Friday, 19 October 2007

uyku-uyanıklık arası düşünceler 1

Bana ait olmayan bir kanepede uyandım. Duvardaki siyah beyaz fotoğrafın üstündeki saat, 17.30'u gösteriyordu. Buluşmamıza 1 saat vardı. 18.00'e kadar aralıksız uyumuş olmak istemiştim. Cep telefonumu kapatmış, daha uyanalı birkaç saat olmasına rağmen uyumaya zorlamıştım kendimi. Düşünmemeye ihtiyacım vardı. Ev telefonundan ulaşılamamak için kendi evimde uyumamıştım üstelik. Bana ulaşamamalıydın. Arayıp gelmeyeceğini söylemeni duymak istemiyordum. Saat 18.00'e kadar bana ulaşmaman, midemdeki o iğrenç ağrıyı durdurabilmemin tek yoluydu.

Tam 6 ay öncesinde, kurduğum alarmın çalmasına gerek kalmadan aniden uyandım. Yatağımın yanındaki kırmızı gece lambasının kaloriferdeki girinti ve çıkıntıların üzerinde yarattığı desenler oldukça garip görünüyorlardı. Yerde duran discman'imi aldım ve dinlemeye başladım. Placebo'nun yeni albümü vardı içinde.

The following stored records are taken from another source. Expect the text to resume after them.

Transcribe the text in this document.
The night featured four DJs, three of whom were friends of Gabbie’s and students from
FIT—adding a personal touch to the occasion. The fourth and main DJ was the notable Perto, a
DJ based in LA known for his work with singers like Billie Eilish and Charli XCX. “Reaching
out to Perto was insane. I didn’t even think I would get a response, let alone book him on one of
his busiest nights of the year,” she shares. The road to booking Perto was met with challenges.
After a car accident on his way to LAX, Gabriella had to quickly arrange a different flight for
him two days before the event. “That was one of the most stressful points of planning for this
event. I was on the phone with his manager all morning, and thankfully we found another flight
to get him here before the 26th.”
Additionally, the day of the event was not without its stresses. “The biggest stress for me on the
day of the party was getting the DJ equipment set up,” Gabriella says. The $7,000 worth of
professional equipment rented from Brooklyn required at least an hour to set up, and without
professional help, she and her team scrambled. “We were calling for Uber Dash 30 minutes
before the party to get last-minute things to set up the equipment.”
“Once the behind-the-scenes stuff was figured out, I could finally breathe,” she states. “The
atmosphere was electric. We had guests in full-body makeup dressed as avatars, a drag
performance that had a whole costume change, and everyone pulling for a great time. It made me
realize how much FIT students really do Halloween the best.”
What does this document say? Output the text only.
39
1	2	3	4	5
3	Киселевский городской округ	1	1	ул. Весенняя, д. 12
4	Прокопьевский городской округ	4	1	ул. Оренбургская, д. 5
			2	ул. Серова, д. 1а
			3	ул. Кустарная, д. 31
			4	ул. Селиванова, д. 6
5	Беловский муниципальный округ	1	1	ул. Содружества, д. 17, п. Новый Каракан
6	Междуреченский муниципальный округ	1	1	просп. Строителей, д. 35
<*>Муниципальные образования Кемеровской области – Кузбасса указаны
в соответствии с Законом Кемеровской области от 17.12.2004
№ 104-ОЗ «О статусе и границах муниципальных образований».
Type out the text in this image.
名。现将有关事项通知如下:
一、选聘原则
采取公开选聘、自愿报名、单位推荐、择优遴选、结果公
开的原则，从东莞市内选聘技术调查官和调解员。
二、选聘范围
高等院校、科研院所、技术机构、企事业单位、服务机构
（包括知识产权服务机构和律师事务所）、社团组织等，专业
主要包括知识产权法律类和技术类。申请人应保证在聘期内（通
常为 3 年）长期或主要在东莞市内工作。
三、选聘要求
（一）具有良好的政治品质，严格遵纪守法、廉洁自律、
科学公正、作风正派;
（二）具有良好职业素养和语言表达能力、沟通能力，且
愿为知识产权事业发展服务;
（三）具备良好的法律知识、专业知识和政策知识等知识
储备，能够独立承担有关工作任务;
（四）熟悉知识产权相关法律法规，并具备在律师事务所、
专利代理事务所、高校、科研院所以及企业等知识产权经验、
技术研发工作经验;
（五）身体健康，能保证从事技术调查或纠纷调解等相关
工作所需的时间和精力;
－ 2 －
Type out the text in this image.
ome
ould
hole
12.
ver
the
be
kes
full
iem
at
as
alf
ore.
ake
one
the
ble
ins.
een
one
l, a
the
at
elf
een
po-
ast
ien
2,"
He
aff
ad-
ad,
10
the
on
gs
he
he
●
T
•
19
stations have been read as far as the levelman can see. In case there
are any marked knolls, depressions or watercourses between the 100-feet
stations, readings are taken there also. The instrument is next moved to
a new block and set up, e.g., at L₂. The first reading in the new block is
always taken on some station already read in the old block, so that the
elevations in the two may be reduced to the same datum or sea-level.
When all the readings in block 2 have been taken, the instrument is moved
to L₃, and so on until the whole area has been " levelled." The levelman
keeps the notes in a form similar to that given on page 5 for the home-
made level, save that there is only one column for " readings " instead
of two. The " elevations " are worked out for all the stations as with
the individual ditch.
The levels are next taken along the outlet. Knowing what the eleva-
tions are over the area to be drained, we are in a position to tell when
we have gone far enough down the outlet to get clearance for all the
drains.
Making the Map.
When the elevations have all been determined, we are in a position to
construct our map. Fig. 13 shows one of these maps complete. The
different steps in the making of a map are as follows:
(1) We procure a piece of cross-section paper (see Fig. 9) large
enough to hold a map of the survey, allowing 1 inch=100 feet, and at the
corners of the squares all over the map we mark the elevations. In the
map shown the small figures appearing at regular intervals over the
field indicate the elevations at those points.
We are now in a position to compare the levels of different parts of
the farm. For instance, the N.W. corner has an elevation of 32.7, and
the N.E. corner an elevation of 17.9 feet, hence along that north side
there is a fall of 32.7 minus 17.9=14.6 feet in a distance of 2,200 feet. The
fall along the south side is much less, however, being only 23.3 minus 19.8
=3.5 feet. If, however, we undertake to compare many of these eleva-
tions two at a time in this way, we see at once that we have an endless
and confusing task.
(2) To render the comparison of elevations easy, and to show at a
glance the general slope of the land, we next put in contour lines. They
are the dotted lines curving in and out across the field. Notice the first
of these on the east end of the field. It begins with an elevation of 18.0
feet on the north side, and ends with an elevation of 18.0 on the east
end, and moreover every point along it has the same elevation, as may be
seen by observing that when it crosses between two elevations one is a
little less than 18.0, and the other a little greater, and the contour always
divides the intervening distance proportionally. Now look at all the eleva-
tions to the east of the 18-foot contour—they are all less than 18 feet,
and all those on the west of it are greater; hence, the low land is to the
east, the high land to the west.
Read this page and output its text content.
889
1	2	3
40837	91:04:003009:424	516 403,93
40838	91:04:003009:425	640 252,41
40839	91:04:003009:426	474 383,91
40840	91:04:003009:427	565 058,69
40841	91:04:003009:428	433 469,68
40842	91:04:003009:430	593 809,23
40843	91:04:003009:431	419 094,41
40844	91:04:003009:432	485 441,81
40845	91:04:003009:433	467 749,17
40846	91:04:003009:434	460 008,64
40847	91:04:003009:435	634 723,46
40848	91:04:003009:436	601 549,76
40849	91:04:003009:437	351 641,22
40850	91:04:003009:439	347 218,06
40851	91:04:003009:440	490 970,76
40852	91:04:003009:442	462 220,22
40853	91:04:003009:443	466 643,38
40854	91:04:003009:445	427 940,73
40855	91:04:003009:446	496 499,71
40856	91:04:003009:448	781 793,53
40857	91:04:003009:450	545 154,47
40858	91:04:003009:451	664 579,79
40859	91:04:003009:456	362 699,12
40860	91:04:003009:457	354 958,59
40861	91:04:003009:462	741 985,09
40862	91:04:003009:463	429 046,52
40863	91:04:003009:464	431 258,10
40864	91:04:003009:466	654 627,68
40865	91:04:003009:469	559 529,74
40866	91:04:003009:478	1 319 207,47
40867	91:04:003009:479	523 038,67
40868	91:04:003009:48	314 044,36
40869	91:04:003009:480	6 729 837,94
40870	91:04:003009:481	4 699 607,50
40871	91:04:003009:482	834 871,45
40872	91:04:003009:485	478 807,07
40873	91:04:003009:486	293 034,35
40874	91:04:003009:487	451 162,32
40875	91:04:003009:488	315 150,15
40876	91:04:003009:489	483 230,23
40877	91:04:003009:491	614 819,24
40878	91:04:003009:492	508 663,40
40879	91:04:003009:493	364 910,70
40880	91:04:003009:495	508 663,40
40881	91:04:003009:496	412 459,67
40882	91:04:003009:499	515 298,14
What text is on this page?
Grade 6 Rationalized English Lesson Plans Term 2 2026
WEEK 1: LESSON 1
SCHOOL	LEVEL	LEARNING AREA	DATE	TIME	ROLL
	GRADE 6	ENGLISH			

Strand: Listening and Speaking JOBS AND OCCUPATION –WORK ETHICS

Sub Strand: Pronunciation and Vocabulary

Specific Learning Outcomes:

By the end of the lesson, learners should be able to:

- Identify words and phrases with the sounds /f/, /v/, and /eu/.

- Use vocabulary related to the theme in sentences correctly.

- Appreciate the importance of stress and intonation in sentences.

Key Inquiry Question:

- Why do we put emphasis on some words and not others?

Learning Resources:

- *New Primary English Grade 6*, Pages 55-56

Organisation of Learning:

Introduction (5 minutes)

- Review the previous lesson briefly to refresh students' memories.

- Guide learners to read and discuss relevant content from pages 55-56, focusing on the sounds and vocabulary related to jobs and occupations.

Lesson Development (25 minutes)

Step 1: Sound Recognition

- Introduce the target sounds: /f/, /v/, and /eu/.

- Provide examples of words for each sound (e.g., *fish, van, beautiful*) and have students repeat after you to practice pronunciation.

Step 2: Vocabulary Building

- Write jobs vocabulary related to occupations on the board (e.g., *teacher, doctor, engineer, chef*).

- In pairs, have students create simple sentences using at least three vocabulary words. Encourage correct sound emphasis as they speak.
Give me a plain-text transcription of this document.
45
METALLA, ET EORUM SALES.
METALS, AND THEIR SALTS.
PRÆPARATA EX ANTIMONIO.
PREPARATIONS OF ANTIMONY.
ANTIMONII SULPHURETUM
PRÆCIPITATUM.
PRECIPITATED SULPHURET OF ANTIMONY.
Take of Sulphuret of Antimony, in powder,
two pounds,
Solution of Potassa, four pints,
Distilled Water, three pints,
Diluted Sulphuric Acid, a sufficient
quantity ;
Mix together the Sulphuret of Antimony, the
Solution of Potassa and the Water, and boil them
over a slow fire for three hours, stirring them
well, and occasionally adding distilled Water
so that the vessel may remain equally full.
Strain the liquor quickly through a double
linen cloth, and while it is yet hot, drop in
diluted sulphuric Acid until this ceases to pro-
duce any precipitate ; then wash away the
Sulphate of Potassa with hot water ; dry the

Kırmızı ışık canımı sıkmıştı, yorganı kafamın üstüne çektim ve Taste In Men dinledim. Albüm bittiğinde ve yataktan çıktığımda ellerimin ne kadar çok titrediğini fark ettim. O salak titreme yüzünden, eyeliner'ımı sürerken hep kaydırdım. Kısacık siyah saçlarım, yağmurlu bir şubat gününün normalde olmayan mavimsi bir ton kattığı bembeyaz tenim, yamuk sürülmüş eyeliner'ım ve siyah ceketimle The Crow'daki bir figüran gibi hissediyordum kendimi. Siyah giymeliydim o gün. Öyle havalarda herkes siyah giymeliydi. Hiç o kadar ruhuma ağırlık yapan bir hava görmemiştim o güne kadar. Daha sonra sabah 6'da kalkıp dersaneye gitmek üzere 121 no'lu otobüsü beklediğim karanlık yağmurlu kış sabahları, bana o günü hatırlatacaktı hep. 21 Şubat 2002. Herşey değişmişti o gün. 14:10. 20 dakika içinde Alsancak'ta olmalıydım. Evden çıktım, asansöre bindim. Nefret ettiğim asansör müziği hiç sinirime dokunmadı o gün. Aynada kendime baktım. Midem bulanıyordu. Normal bir mide bulantısından çok, ağrıma-bulantı arası bir histi aslında. Yıllar içerisinde alışık hale geldiğim o hisle ilk kez tanışmıştım o an.

O an, hayatımda gerçekten tam anlamıyla heyecan duyduğum ilk andı.